1. Semaphores
Synchronization tool (provided by the OS) that does not require busy waiting.
Logically, a semaphore S is an integer variable that, apart from initialization, can only be accessed through 2 atomic and mutually exclusive operations:
wait(S)
signal(S)

2. Critical Section of n Processes
Shared data:
semaphore mutex; //initially mutex = 1
Process Pi: do { wait(mutex); critical section
signal(mutex); remainder section } while (1);

3. Semaphores Access is via two atomic operations: wait (S):
while S 0 do no-op; S--;
signal (S):
S++;
However, to avoid busy waiting: when a process has to wait, it will be put in a blocked queue of processes waiting for the same event.

4. Semaphores Hence, in fact, a semaphore is a record (structure):
type semaphore = record
count: integer;
queue: list of process
end;
var S: semaphore;
When a process must wait for a semaphore S, it is blocked and put on the semaphore’s queue.
The signal operation removes (assume a fair policy like FIFO) one process from the queue and puts it in the list of ready processes.

5. Semaphore Implementation
Define semaphore as a structure:
typedef struct {
int count; struct process *L; } semaphore;
Assume two simple operations:
block suspends the process that invokes it.
wakeup(P) resumes the execution of a blocked process P.

6. Semaphore as a General Synchronization Tool
Execute B in Pj only after A executed in Pi.
Use semaphore flag initialized to 0.
Code:
Pi Pj
 
A wait(flag)
signal(flag) B

7. Deadlock and Starvation
Deadlock – two or more processes are waiting indefinitely for an event that can be caused by only one of waiting processes.
Let S and Q be two semaphores initialized to 1
P0 P1
wait(S); wait(Q);
wait(Q); wait(S);
 
signal(S); signal(Q);
signal(Q) signal(S);
Starvation – indefinite blocking. A process may never be removed from the semaphore queue in which it is suspended.

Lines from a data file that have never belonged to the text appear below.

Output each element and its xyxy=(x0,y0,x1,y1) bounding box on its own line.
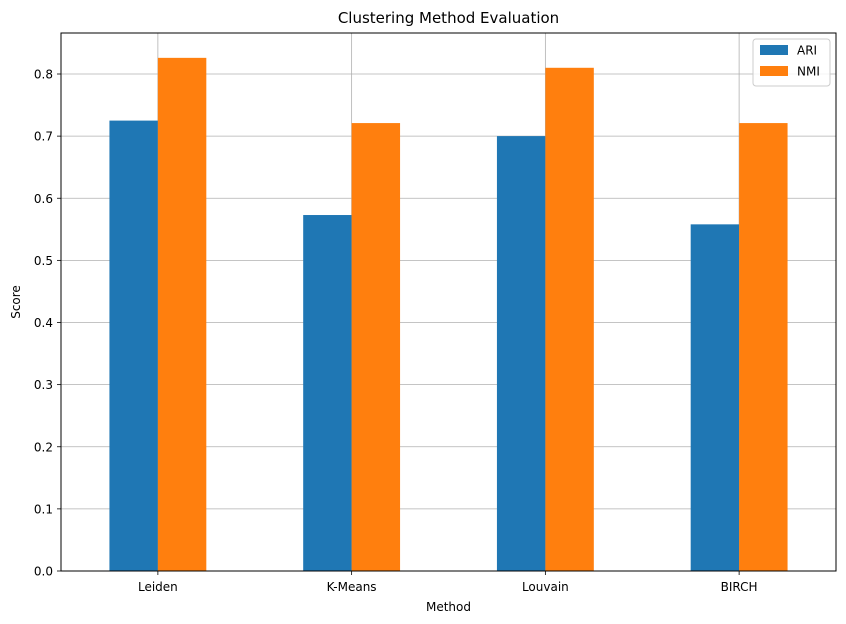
bar-ari-louvain xyxy=(496,136,546,571)
bar-nmi-louvain xyxy=(545,67,594,571)
x-axis: Leiden K-Means Louvain BIRCH xyxy=(138,571,758,594)
y-tick-label: 0.6 xyxy=(34,192,53,206)
bar-nmi-birch xyxy=(739,123,788,571)
y-tick-label: 0.4 xyxy=(34,316,53,330)
bar-ari-k-means xyxy=(303,215,352,572)
x-tick-label: Leiden xyxy=(138,580,178,594)
legend-swatch-nmi xyxy=(760,66,788,76)
x-tick-label: Louvain xyxy=(522,580,569,594)
y-axis-label: Score xyxy=(9,285,23,319)
y-tick-label: 0.8 xyxy=(34,68,53,82)
y-tick-label: 0.7 xyxy=(34,130,53,144)
y-tick-label: 0.0 xyxy=(34,565,53,579)
legend-swatch-ari xyxy=(760,45,788,55)
y-tick-label: 0.2 xyxy=(34,440,53,454)
chart-title: Clustering Method Evaluation xyxy=(338,9,559,27)
y-tick-label: 0.3 xyxy=(34,378,53,392)
y-axis: 0.0 0.1 0.2 0.3 0.4 0.5 0.6 0.7 0.8 xyxy=(34,68,61,579)
legend-label-ari: ARI xyxy=(797,44,817,58)
bar-ari-leiden xyxy=(109,120,158,572)
bar-ari-birch xyxy=(690,224,740,571)
bar-nmi-leiden xyxy=(157,57,207,572)
y-tick-label: 0.1 xyxy=(34,502,53,516)
y-tick-label: 0.5 xyxy=(34,254,53,268)
legend-label-nmi: NMI xyxy=(797,65,820,79)
bars xyxy=(109,57,788,572)
plot-frame xyxy=(60,32,837,572)
x-axis-label: Method xyxy=(426,600,471,614)
x-tick-label: BIRCH xyxy=(721,580,758,594)
bar-nmi-k-means xyxy=(351,123,401,571)
x-tick-label: K-Means xyxy=(327,580,377,594)
legend: ARI NMI xyxy=(752,38,831,87)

8. Two Types of Semaphores
Binary semaphore – integer value can range only between 0 and 1; can be simpler to implement.
Counting semaphore – integer value can range over an unrestricted domain.
We can implement a counting semaphore S as a binary semaphore (protecting its counter).

9. Binary Semaphores We have also binary semaphores
the semaphore can have only two values 0 or 1.
counting semaphores can be implemented by binary semaphores.
generally more difficult to use than counting semaphores (e.g., they cannot be initialized to an integer k > 1).

10. Binary semaphores waitB(S): if (S.value = 1) { S.value := 0; } else {
block this process
place this process in S.queue }
signalB(S):
if (S.queue is empty) {
S.value := 1;
} else {
remove a process P from S.queue
place this process P on ready list }

11. Counting Semaphore’s operations
wait(S):
S.count--;
if (S.count<0) {
block this process
place this process in S.queue }
signal(S):
S.count++;
if (S.count<=0) {
remove a process P from S.queue
place this process P on ready list }

12. Implementation Semaphore operations now defined as wait(S): S.value--;
if (S.value < 0) {
add this process to S.L; block; }
signal(S): S.value++;
if (S.value <= 0) {
remove a process P from S.L; wakeup(P);

13. Implementing Counting Semaphore with Binary Semaphore
Data structures:
binary-semaphore S1, S2;
int C;
Initialization:
S1 = 1
S2 = 0
C = initial value of semaphore S

14. Implementing Counting Semaphore with Binary Semaphore
wait operation:
waitb(S1);
C--;
if (C < 0) {
signalb(S1);
waitb(S2); }
signal operation:
C ++;
if (C <= 0)
signalb(S2);
else signalb(S1);

15. Problems with Semaphores
Semaphores provide a powerful tool for synchronization and enforcing mutual exclusion and coordinate processes.
But wait(S) and signal(S) are scattered among several processes. Hence, difficult to understand their effects.
Usage must be correct in all the processes.
One bad (or malicious) process can fail the entire collection of processes.